Quality and Engagement
Even with the best attribution techniques it is important to also look at the quality of media being bought and how users are engaging with it. Viewability, dwell time, video engagements as well as adjacent content quality and fraud are all important dimensions to understand. Not for everyone, but for many panels and surveys this can aid understanding. Some new breed data companies can also provide insights on real-world journeys without the bias of tracking techniques albeit at a high level. This data can be combined with linear tracking and testing in order to make better media decisions. Journeys too should be understood with quality in mind.
Strategy and Framework
The final step is to bring it all together into a consistent framework. By going through the above, marketers and advertisers will have a much better view of the effectiveness of their channels. Yet because it involves a myriad of techniques the final and perhaps hardest step is to bring it together. This will mean having a framework of what metrics to be used to make which decisions with clear governance and understanding as well as education for decision makers (including CEOs and CFOs talking to Google/Facebook).
This is an opportunity for marketers at a senior level to critique their current frameworks and look at how top-down frameworks can drive performance effectiveness at a short and long-term level-measuring outcomes rather than proxy metrics. This is tied hand in hand with marketing strategy and company growth and can allow CMOs to truly have the data they need to drive company growth.

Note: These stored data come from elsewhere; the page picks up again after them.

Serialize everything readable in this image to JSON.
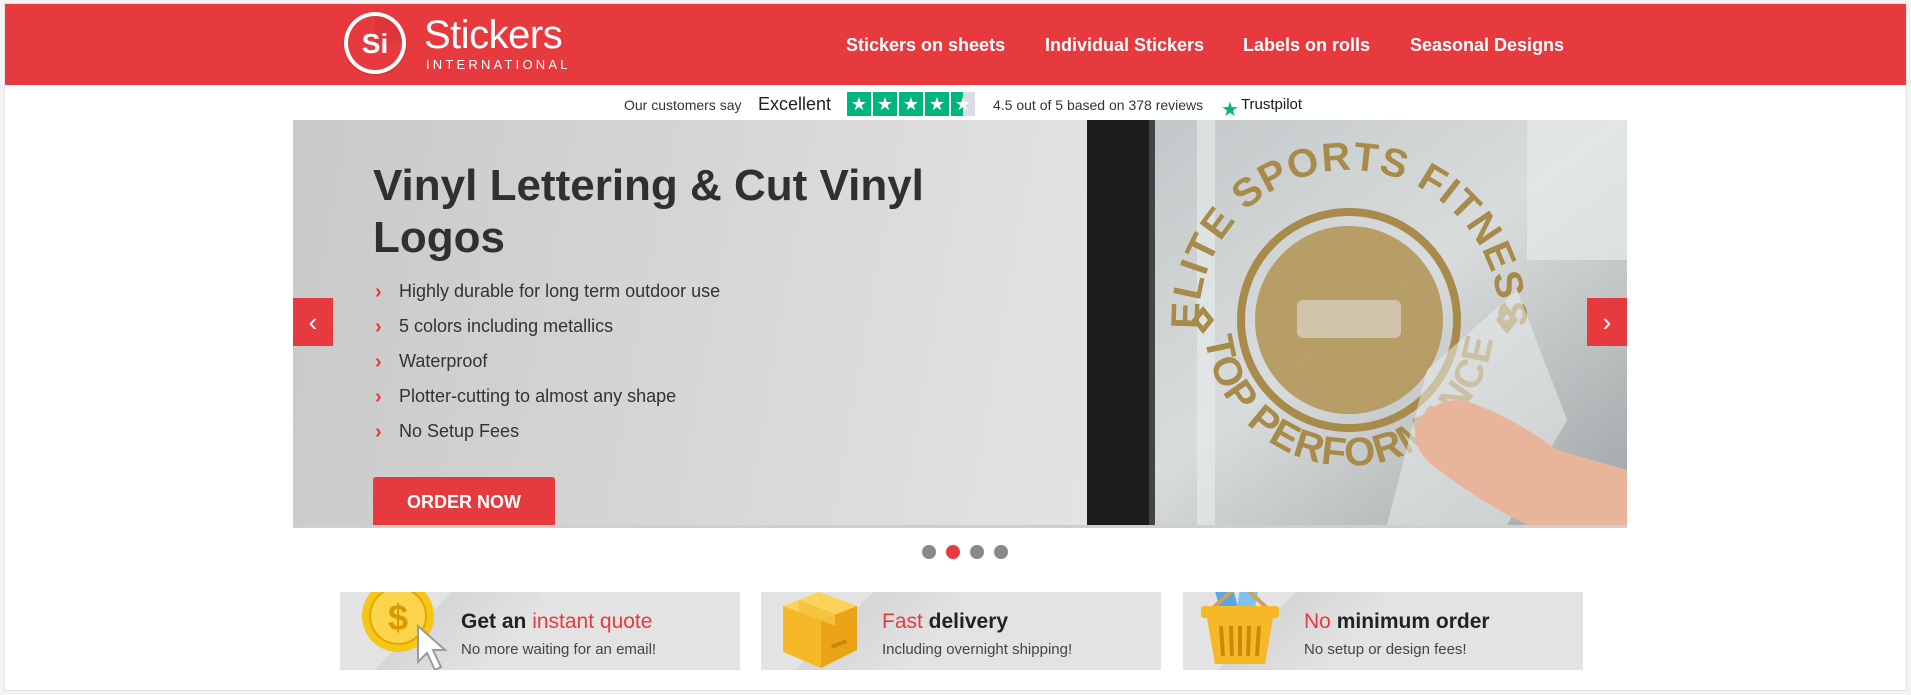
{
  "brand": {
    "initials": "Si",
    "name": "Stickers",
    "sub": "INTERNATIONAL"
  },
  "nav": [
    {
      "label": "Stickers on sheets"
    },
    {
      "label": "Individual Stickers"
    },
    {
      "label": "Labels on rolls"
    },
    {
      "label": "Seasonal Designs"
    }
  ],
  "trustpilot": {
    "intro": "Our customers say",
    "rating_word": "Excellent",
    "rating_value": 4.5,
    "summary": "4.5 out of 5 based on 378 reviews",
    "brand": "Trustpilot"
  },
  "slider": {
    "title": "Vinyl Lettering & Cut Vinyl Logos",
    "features": [
      "Highly durable for long term outdoor use",
      "5 colors including metallics",
      "Waterproof",
      "Plotter-cutting to almost any shape",
      "No Setup Fees"
    ],
    "cta": "ORDER NOW",
    "photo_text_top": "ELITE SPORTS FITNESS",
    "photo_text_bottom": "TOP PERFORMANCE",
    "slide_count": 4,
    "active_slide": 2
  },
  "cards": [
    {
      "pre": "Get an ",
      "highlight": "instant quote",
      "post": "",
      "sub": "No more waiting for an email!",
      "icon": "coin-cursor-icon"
    },
    {
      "pre": "",
      "highlight": "Fast",
      "post": " delivery",
      "sub": "Including overnight shipping!",
      "icon": "package-icon"
    },
    {
      "pre": "",
      "highlight": "No",
      "post": " minimum order",
      "sub": "No setup or design fees!",
      "icon": "basket-icon"
    }
  ],
  "colors": {
    "brand_red": "#e63a3f",
    "trustpilot_green": "#00b67a",
    "coin_gold": "#f5c518",
    "box_yellow": "#f6b826"
  }
}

Advanced Techniques and Technologies
Advanced techniques and technologies are emerging to help with the world described in this article including identity providers, customer data platforms, data collaboration systems and data clean rooms. AI will ultimately become a vital tool in this space. AI is often lauded as a technique for optimising media yet without a solid view of attribution its efforts are at best wasted, at worst harmful.
AI needs to be effective in attribution. These advanced techniques can be expensive and time consuming and will not suit everyone. For many, getting the basics described above is what’s needed first and perhaps all they need. More sophisticated firms with broader ambitions should lean into the emerging technologies as they can already provide a competitive edge to business intelligence, measurement and also to activation. Many have already made huge strides, though more work is needed as at the sharp end what best in breed looks like is still to be invented and the world is changing fast.
Whether marketers choose only to look at the basics or push further down the rabbit hole I truly hope that in 2022 more marketers meet the measurement challenge head on. If they do it will help in so many areas from advertiser competitiveness and the health of the independent sector.
It’s going to be my focus in 2022 to give CMOs the data they deserve to drive growth for their companies.